Ergenekon ve Balyoz soruşturmalarında verilen cezaların FETÖ kumpası olduğu ilan edilmiş ve yüzlercegeneral hüküm giydiği halde cezaevlerinde beraat ettirilmiştir. Oysa 28 Şubat mağduru yüzlerce Müslüman halen cezaevlerinde tutuklu kalmaya devam etmektedir. Bu durum islami camiaların tepkisini çekmektedir.

Hizb-ut Tahrire gelince Emniyet Genel Müdürlüğü’nün 12.08.2003 tarihinde Devlet Güvenlik Mahkemesine gönderdiği bilgi notunda ‘söz konusu örgütün bugüne kadar herhangi bir silahlı eylemine rastlanmamıştır’ denildiği halde dHizb-ut Tahrir yargılamalarında hükme bağlanan cezalara gösterilen gerekçeler ise hukuk açısından trajikomik bir hal almış görünüyor. İşte bazı örnekler; ‘Manevi cebir kullanarak devleti yıkmaya çalışmak’, ‘TC demokratik yollarla halkın desteğini ve sempatisini kazanması mümkün değildir, Bunun için mutlaka şiddete başvuracaklardır’ ‘Şu anda cebir ve şiddet kullanmıyorlar ama Raşid-i Hilafet devletini kurduklarında Hristiyanlarla savaşacaklar’

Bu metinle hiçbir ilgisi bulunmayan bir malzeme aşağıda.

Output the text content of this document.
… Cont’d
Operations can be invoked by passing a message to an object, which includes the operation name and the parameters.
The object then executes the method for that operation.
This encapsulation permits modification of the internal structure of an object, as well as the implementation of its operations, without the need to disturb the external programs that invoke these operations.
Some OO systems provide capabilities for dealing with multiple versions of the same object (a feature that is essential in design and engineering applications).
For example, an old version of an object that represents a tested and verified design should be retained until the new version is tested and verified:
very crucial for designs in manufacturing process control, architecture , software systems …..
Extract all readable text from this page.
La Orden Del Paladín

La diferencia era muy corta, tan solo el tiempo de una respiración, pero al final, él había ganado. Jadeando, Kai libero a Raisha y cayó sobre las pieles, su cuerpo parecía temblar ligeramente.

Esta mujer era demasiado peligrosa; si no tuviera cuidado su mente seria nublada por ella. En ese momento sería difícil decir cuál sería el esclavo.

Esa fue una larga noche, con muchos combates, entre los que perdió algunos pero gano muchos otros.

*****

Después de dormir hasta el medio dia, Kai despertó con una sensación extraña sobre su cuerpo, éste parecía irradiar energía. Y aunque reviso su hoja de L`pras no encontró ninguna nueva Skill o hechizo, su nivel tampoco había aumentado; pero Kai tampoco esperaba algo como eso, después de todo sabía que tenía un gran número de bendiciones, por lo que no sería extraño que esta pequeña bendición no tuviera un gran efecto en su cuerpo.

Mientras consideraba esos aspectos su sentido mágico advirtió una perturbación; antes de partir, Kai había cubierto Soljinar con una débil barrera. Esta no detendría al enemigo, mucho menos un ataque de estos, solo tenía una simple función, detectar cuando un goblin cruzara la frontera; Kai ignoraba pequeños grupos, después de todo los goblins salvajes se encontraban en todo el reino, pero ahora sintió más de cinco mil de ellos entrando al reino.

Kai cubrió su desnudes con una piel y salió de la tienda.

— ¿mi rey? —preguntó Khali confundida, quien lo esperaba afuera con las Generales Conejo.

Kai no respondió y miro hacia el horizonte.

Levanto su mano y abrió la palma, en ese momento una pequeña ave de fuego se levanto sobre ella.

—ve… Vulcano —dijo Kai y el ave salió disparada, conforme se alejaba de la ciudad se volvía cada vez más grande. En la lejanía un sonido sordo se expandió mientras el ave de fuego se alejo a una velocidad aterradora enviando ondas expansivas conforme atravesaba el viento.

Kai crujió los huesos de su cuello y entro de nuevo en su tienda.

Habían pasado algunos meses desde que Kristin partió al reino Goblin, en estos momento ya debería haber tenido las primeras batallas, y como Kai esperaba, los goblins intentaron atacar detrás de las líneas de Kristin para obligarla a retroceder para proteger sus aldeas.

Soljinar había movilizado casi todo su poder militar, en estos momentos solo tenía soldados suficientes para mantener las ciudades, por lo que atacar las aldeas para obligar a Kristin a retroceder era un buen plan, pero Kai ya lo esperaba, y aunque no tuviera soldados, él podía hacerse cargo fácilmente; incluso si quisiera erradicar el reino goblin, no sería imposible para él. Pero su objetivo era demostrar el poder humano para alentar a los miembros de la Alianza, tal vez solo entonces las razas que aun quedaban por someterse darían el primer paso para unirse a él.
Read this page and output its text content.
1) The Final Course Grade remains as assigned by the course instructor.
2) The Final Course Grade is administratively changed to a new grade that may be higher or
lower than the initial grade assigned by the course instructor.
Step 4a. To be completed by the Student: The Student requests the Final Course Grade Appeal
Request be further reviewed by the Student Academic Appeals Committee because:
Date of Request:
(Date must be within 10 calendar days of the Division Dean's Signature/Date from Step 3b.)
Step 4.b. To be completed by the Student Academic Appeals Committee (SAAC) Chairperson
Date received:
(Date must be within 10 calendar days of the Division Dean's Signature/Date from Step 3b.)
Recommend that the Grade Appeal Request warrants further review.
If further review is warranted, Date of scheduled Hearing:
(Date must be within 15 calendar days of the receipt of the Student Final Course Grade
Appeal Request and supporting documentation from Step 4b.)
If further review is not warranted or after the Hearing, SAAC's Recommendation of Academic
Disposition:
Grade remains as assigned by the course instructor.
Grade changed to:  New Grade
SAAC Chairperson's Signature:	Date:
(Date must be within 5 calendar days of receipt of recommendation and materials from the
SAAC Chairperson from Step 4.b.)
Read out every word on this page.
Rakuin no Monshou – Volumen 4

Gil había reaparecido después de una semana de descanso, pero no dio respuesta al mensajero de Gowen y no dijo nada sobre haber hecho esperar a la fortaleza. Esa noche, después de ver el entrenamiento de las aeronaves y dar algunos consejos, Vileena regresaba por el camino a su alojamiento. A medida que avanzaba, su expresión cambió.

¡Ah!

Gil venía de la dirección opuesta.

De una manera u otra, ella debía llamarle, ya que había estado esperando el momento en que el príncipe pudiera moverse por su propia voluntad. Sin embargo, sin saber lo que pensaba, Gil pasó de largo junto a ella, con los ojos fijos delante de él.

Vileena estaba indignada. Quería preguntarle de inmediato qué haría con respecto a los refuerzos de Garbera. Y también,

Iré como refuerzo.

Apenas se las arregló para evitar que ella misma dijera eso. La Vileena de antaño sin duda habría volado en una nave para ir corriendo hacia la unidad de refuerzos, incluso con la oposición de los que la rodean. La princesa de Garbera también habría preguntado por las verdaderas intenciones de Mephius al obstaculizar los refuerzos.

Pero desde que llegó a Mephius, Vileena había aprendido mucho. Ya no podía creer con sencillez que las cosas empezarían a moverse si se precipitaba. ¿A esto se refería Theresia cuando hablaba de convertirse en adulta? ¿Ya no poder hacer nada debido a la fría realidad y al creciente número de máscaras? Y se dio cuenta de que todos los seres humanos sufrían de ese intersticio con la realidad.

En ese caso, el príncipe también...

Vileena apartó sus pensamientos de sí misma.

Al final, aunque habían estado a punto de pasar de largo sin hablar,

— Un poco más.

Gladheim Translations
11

FETÖ kumpasına maruz bırakılan Hizb-ut Tahrir üyeleri için 29.12.2017 tarihinde Mazlumder basın açıklaması yaptı. Açıklamayı Genel Sekreter Kartal Kaya yaptı. Basın açıklamasına Özgür-der Genel Başkanı Rıdvan KAYA ve Mustazaflar Cemiyeti İstanbul Şube Başkanı Mehmet Eşin ve Hizb-ut Tahrir Türkiye Medya Bürosu Başkanı Mahmut Kar’da katıldı. 04.01.2018 tarihinde ise İnsan Hakları Derneği birer basın açıklaması ile konuyu Türkiye gündemine taşımaya çalıştılar. Öte yandan Gazeteci yazar Faruk Köse, Abdulkadir ŞEN, Yıldıray Oğur, Ahmet Turgut Ulucak, Feyzullah Birışık, Ömer Faruk Gergerlioğlu, Nihal Bengisu Karaca, , Adem Özköse, Hakan Albayrak, Eğitimci Yazar Ahmet Kalkan, Ankara İnanç Özgürlüğü Platformu adına Tayyar Tercan, Avukatlar Murat Sadak, Hüseyin Kurşun, Mustafa Kocamanbaş, Hasan Boztaş, Muharrem Balcı, Hüda-par Genel Başkan Yardımcısı Erdal ELİBÜYÜK ve daha birçok akademisyen, yazar ve gazeteci konuya duyarlılığını gösterip kınama mesajları yayınladılar.” Dedi.